Anderson filmed a one-take advertisement for telecommunications and internet company SoftBank in typically Anderson style.
Comic and full of vibrant colours, it features the famous American actor Brad Pitt who indulges in actions that seem to have no apparent causal relation.
This commercial is inspired by French filmmaker Jacques Tati’s 1953 film Mr. Hulot’s Holiday.
Stella Artois (2010)
An advertisement for the Belgium beer company Stella Artois, Wes Anderson and co-writer Roman Coppola created this 2010 miniature visual delight, full of technological eccentricities and a funny undertone of chaotic subversion.

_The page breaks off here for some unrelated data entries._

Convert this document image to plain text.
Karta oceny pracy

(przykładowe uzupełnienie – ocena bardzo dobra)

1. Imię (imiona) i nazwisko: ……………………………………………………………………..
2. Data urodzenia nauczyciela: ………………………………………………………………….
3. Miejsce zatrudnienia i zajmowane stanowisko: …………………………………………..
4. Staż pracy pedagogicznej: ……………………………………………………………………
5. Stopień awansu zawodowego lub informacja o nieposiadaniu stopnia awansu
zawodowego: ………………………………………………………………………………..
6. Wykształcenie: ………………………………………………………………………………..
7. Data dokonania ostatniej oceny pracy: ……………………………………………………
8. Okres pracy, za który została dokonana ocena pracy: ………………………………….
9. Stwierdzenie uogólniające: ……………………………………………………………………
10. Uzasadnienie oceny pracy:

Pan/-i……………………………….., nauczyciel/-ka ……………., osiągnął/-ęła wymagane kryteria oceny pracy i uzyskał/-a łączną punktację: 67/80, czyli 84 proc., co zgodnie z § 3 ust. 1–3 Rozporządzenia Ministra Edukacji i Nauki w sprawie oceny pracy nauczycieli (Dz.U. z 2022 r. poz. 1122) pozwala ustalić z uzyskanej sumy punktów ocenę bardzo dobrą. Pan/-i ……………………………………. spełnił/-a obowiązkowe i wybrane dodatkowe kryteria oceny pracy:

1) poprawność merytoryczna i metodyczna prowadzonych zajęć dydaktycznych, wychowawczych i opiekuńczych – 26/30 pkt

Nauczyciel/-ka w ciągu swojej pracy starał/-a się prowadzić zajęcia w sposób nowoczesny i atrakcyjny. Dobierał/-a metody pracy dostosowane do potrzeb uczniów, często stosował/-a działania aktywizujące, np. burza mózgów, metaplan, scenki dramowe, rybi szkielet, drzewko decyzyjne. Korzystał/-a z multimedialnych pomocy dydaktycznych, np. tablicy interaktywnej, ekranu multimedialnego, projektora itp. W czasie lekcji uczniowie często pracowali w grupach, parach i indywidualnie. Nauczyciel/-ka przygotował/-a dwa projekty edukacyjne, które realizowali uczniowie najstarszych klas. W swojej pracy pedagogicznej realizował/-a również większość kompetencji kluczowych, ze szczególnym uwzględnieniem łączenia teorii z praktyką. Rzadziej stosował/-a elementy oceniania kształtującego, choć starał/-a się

Stylishly made, this commercial is, perhaps, an answer to the question, “What would a Wes Anderson sci-fi film look like?
A bit like this:
In 2012, Wes Anderson asked real children to explain how a cell-phone works.

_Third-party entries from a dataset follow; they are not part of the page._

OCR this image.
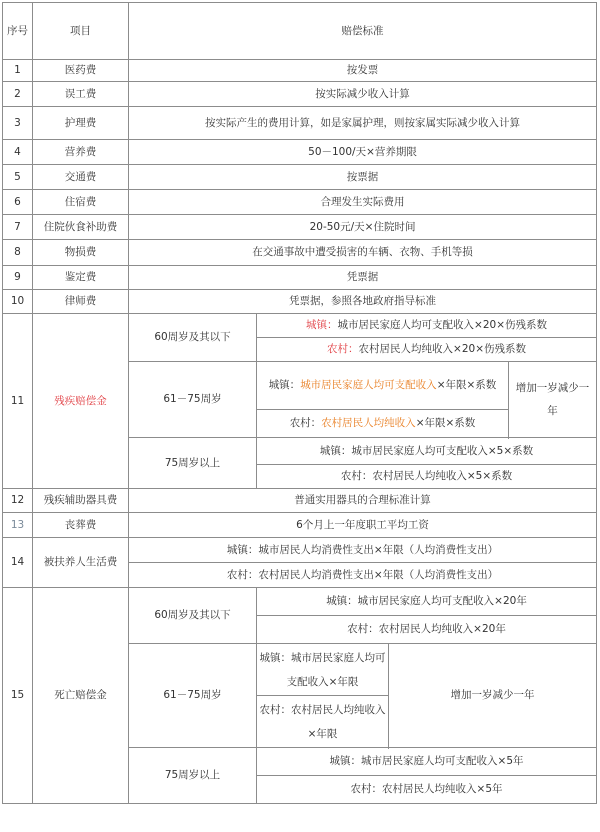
序号	项目	赔偿标准			
1	医药费	按发票			
2	误工费	按实际减少收入计算			
3	护理费	按实际产生的费用计算，如是家属护理，则按家属实际减少收入计算			
4	营养费	50－100/天×营养期限			
5	交通费	按票据			
6	住宿费	合理发生实际费用			
7	住院伙食补助费	20-50元/天×住院时间			
8	物损费	在交通事故中遭受损害的车辆、衣物、手机等损			
9	鉴定费	凭票据			
10	律师费	凭票据，参照各地政府指导标准			
11	残疾赔偿金	60周岁及其以下	城镇：城市居民家庭人均可支配收入×20×伤残系数		
			农村：农村居民人均纯收入×20×伤残系数		
		61－75周岁	城镇：城市居民家庭人均可支配收入×年限×系数		增加一岁减少一年
			农村：农村居民人均纯收入×年限×系数		

		75周岁以上	城镇：城市居民家庭人均可支配收入×5×系数		
			农村：农村居民人均纯收入×5×系数		
12	残疾辅助器具费	普通实用器具的合理标准计算			
13	丧葬费	6个月上一年度职工平均工资			
14	被扶养人生活费	城镇：城市居民人均消费性支出×年限（人均消费性支出）			
		农村：农村居民人均消费性支出×年限（人均消费性支出）			
15	死亡赔偿金	60周岁及其以下	城镇：城市居民家庭人均可支配收入×20年		
			农村：农村居民人均纯收入×20年		
		61－75周岁	城镇：城市居民家庭人均可支配收入×年限	增加一岁减少一年	
			农村：农村居民人均纯收入×年限		

		75周岁以上	城镇：城市居民家庭人均可支配收入×5年		
			农村：农村居民人均纯收入×5年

He wasn’t really looking for scientific answers but rather an imaginative exploration of the mysterious world of science. Inspired by the winning entry from an eight-year-old kid called Jake, Anderson created a beautiful mini-animated commercial for the Sony Xperia phone.

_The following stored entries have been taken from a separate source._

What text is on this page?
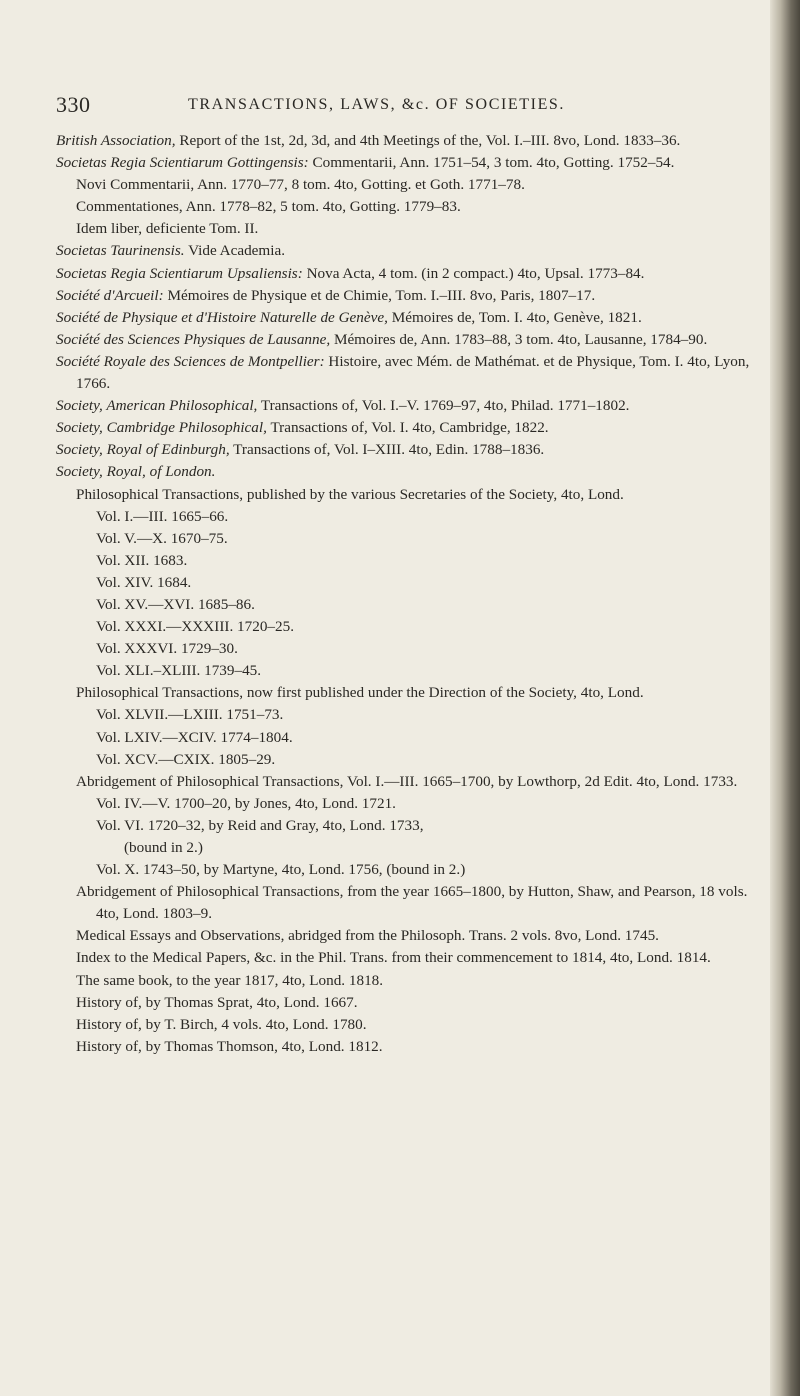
330	TRANSACTIONS, LAWS, &c. OF SOCIETIES.

British Association, Report of the 1st, 2d, 3d, and 4th Meetings of the, Vol. I.–III. 8vo, Lond. 1833–36.

Societas Regia Scientiarum Gottingensis: Commentarii, Ann. 1751–54, 3 tom. 4to, Gotting. 1752–54.

Novi Commentarii, Ann. 1770–77, 8 tom. 4to, Gotting. et Goth. 1771–78.

Commentationes, Ann. 1778–82, 5 tom. 4to, Gotting. 1779–83.

Idem liber, deficiente Tom. II.

Societas Taurinensis. Vide Academia.

Societas Regia Scientiarum Upsaliensis: Nova Acta, 4 tom. (in 2 compact.) 4to, Upsal. 1773–84.

Société d'Arcueil: Mémoires de Physique et de Chimie, Tom. I.–III. 8vo, Paris, 1807–17.

Société de Physique et d'Histoire Naturelle de Genève, Mémoires de, Tom. I. 4to, Genève, 1821.

Société des Sciences Physiques de Lausanne, Mémoires de, Ann. 1783–88, 3 tom. 4to, Lausanne, 1784–90.

Société Royale des Sciences de Montpellier: Histoire, avec Mém. de Mathémat. et de Physique, Tom. I. 4to, Lyon, 1766.

Society, American Philosophical, Transactions of, Vol. I.–V. 1769–97, 4to, Philad. 1771–1802.

Society, Cambridge Philosophical, Transactions of, Vol. I. 4to, Cambridge, 1822.

Society, Royal of Edinburgh, Transactions of, Vol. I–XIII. 4to, Edin. 1788–1836.

Society, Royal, of London.

Philosophical Transactions, published by the various Secretaries of the Society, 4to, Lond.

Vol. I.—III. 1665–66.

Vol. V.—X. 1670–75.

Vol. XII. 1683.

Vol. XIV. 1684.

Vol. XV.—XVI. 1685–86.

Vol. XXXI.—XXXIII. 1720–25.

Vol. XXXVI. 1729–30.

Vol. XLI.–XLIII. 1739–45.

Philosophical Transactions, now first published under the Direction of the Society, 4to, Lond.

Vol. XLVII.—LXIII. 1751–73.

Vol. LXIV.—XCIV. 1774–1804.

Vol. XCV.—CXIX. 1805–29.

Abridgement of Philosophical Transactions, Vol. I.—III. 1665–1700, by Lowthorp, 2d Edit. 4to, Lond. 1733.

Vol. IV.—V. 1700–20, by Jones, 4to, Lond. 1721.

Vol. VI. 1720–32, by Reid and Gray, 4to, Lond. 1733,
(bound in 2.)

Vol. X. 1743–50, by Martyne, 4to, Lond. 1756, (bound in 2.)

Abridgement of Philosophical Transactions, from the year 1665–1800, by Hutton, Shaw, and Pearson, 18 vols. 4to, Lond. 1803–9.

Medical Essays and Observations, abridged from the Philosoph. Trans. 2 vols. 8vo, Lond. 1745.

Index to the Medical Papers, &c. in the Phil. Trans. from their commencement to 1814, 4to, Lond. 1814.

The same book, to the year 1817, 4to, Lond. 1818.

History of, by Thomas Sprat, 4to, Lond. 1667.

History of, by T. Birch, 4 vols. 4to, Lond. 1780.

History of, by Thomas Thomson, 4to, Lond. 1812.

The animation works really well with Jake’s innocent and wonderful fantasy being narrated in the background.
Hyundai I (2012)
Anderson takes inspiration from the famous Kevin Hughes’ 1968 film Chitty Chitty Bang Bang.
Instead of focusing on the magical flying abilities of the car in the film, Wes Anderson chooses to humanize the car by elaborating on the voice interface that was a feature of the Hyundai Azera.
Simple and thoughtful, this is the first of two Hyundai commercials that he did that year.
Hyundai II (2012)
For the second one, Anderson transitions, in one smooth motion, between the chaotic domestic life of a family and the mother relaxing in her Hyundai car.
Anderson masterfully manages to show that the car is a more comfortable home for her than her actual home. His characteristic preference for set design is also visible in this commercial.
Shot by cinematographer Darius Khondji, this beautiful short film titled Castello Cavalcanti was directed by Wes Anderson as a commercial for Prada in 2013.
Anderson utilizes the strength of his world-building capabilities and creates a rich microcosm of an Italian town.
Set in 1955, it features a Formula One driver who crashes his car in the middle of a race and makes up his mind to leave town.
The Grand Budapest Hotel (2014) and Darjeeling Limited (2007) star Adrien Brody works with Wes Anderson once again in this Christmas-themed 2016 commercial for H&M.
It features Brody as a train conductor who tries to cheer up the gloomy passengers because of the eleven and a half-hour delay in the train schedule.
The blocking and lateral camera movements, in this commercial, are undeniably identifiable marks of Wes Anderson’s oeuvre.